The rain had just started and it pinged on the metal roof, and Black looked above him and then out to his open jeep and shook his head. The phone started to ring.

Black flicked the cigarette under his foot and crushed it.

I caught the phone, and ten seconds later I was out the door with my rain slicker and ball cap.

Black ran alongside me, saying he would drive.

He knocked the jeep in gear and didn’t even ask about the call till we were headed down Crawford. The jeep jostled and groaned as we took a hard turn up Summerville Road.

“Britton said he saw men creeping around his backyard.”

“How many?”

“He couldn’t tell. At least two.”

“Let me guess, he didn’t call the police.”

I shook my head.

He reached for the radio.

THE YOUNGBLOODS TOOK THE FRONT DOOR WITH A CROWBAR, and Johnnie picked the rear lock in seconds. Reuben followed, shining a flashlight across the kitchen and a little refrigerator. He heard the floor creak, and when he turned there was a huge boom and a big hole appeared by his head. Johnnie rushed the old man and tackled him and the shotgun before he could reload, and Reuben turned on the kitchen lights, his right ear deaf and buzzing. Hugh Britton was dressed in blue pin-striped pajamas, his black-framed glasses crooked on his head, and he was cussing up a storm.

The kitchen was a spotless, modern wonder of white appliances and a light green tile counter. Reuben set his gun on the counter and breathed.

No one said a word. Johnnie handed Reuben some rope, and he got down to the floor and hog-tied Britton, the old man fighting and flailing but quickly subdued. And then the Youngbloods, giggling and laughing in those sad, white-lipped clown masks, pushed Britton’s wife through the door, a large woman – maybe twice the size of Britton – in her nightshirt and hairnet.

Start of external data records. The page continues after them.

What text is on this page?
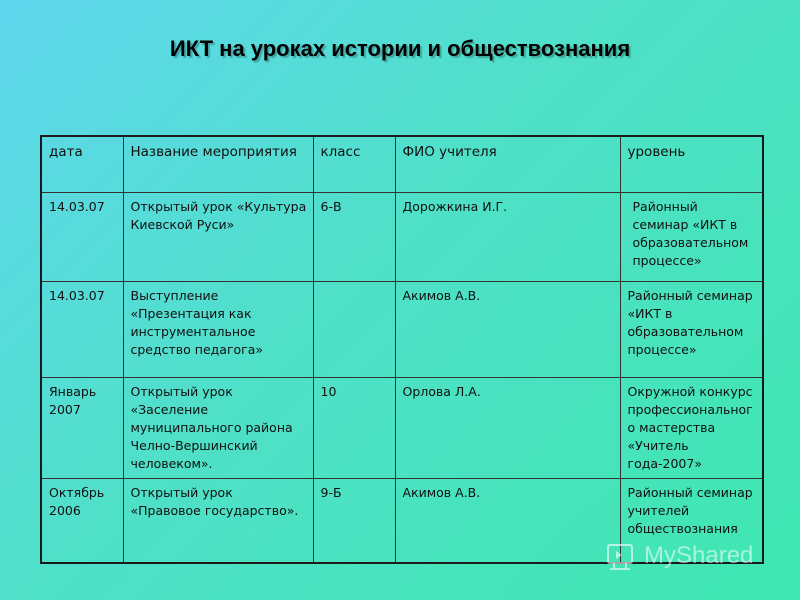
ИКТ на уроках истории и обществознания
дата	Название мероприятия	класс	ФИО учителя	уровень
14.03.07	Открытый урок «Культура Киевской Руси»	6-В	Дорожкина И.Г.	Районный семинар «ИКТ в образовательном процессе»
14.03.07	Выступление «Презентация как инструментальное средство педагога»		Акимов А.В.	Районный семинар «ИКТ в образовательном процессе»
Январь 2007	Открытый урок «Заселение муниципального района Челно-Вершинский человеком».	10	Орлова Л.А.	Окружной конкурс профессиональног о мастерства «Учитель года-2007»
Октябрь 2006	Открытый урок «Правовое государство».	9-Б	Акимов А.В.	Районный семинар учителей обществознания
MyShared
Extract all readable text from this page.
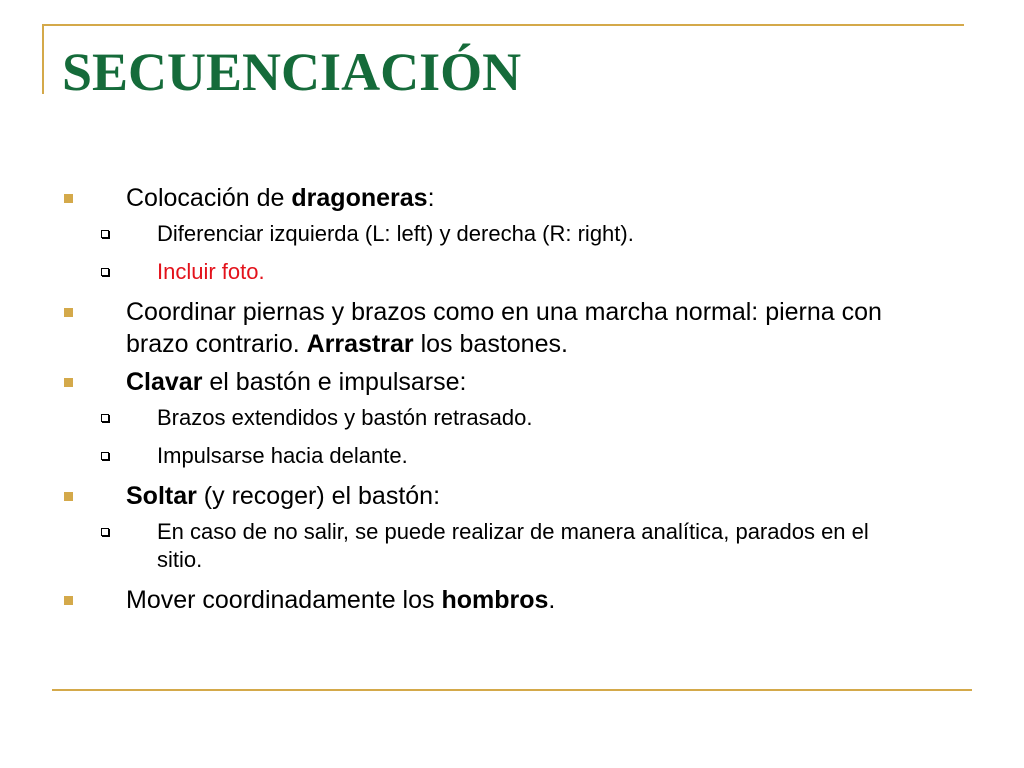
SECUENCIACIÓN
Colocación de dragoneras:
Diferenciar izquierda (L: left) y derecha (R: right).
Incluir foto.
Coordinar piernas y brazos como en una marcha normal: pierna con brazo contrario. Arrastrar los bastones.
Clavar el bastón e impulsarse:
Brazos extendidos y bastón retrasado.
Impulsarse hacia delante.
Soltar (y recoger) el bastón:
En caso de no salir, se puede realizar de manera analítica, parados en el sitio.
Mover coordinadamente los hombros.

She screamed and wailed and punched at the men with the flat of her tiny fists.

The Youngbloods forced her down to the ground and tied her the same way, before dragging the couple back to their bedroom and setting them in each of their single beds. One of the clowns, Reuben couldn’t tell who, leaned down and put a big, wadded-up panty in the woman’s mouth, and, as she screamed, kissed her on the head and told her good-night.

The overhead light was turned off, and Benefield was in the living room opening up his wood box and pulling out sticks of dynamite.

“You scared them,” Reuben said. “Let’s go.”

“We ain’t done.”

“You didn’t say we were keeping them here. Pull ’em out, goddamn you.”

Benefield looked up at him with sad ole Emmett Kelly’s face and pantomimed that he couldn’t hear him, and then he gave a sad-clown shrug and went back to work setting out the slug bombs and attaching a long fuse.

But then all the boys heard the door creak and they turned their heads. Reuben ran back to the kitchen, and the door buffeted against the stiff, hot wind and rain, but he saw no one. He shook his head and closed the door and walked back to the TV room, where the three men played like three boys as they set the charge.

One of the Youngbloods held a flashlight over Johnnie’s quick hands, and Reuben looked to each of them inside their rubber masks to see if their eyes showed anything. He took a breath and reached for his gun, but then there was a hard, booming shot and Benefield got kicked back to the floor.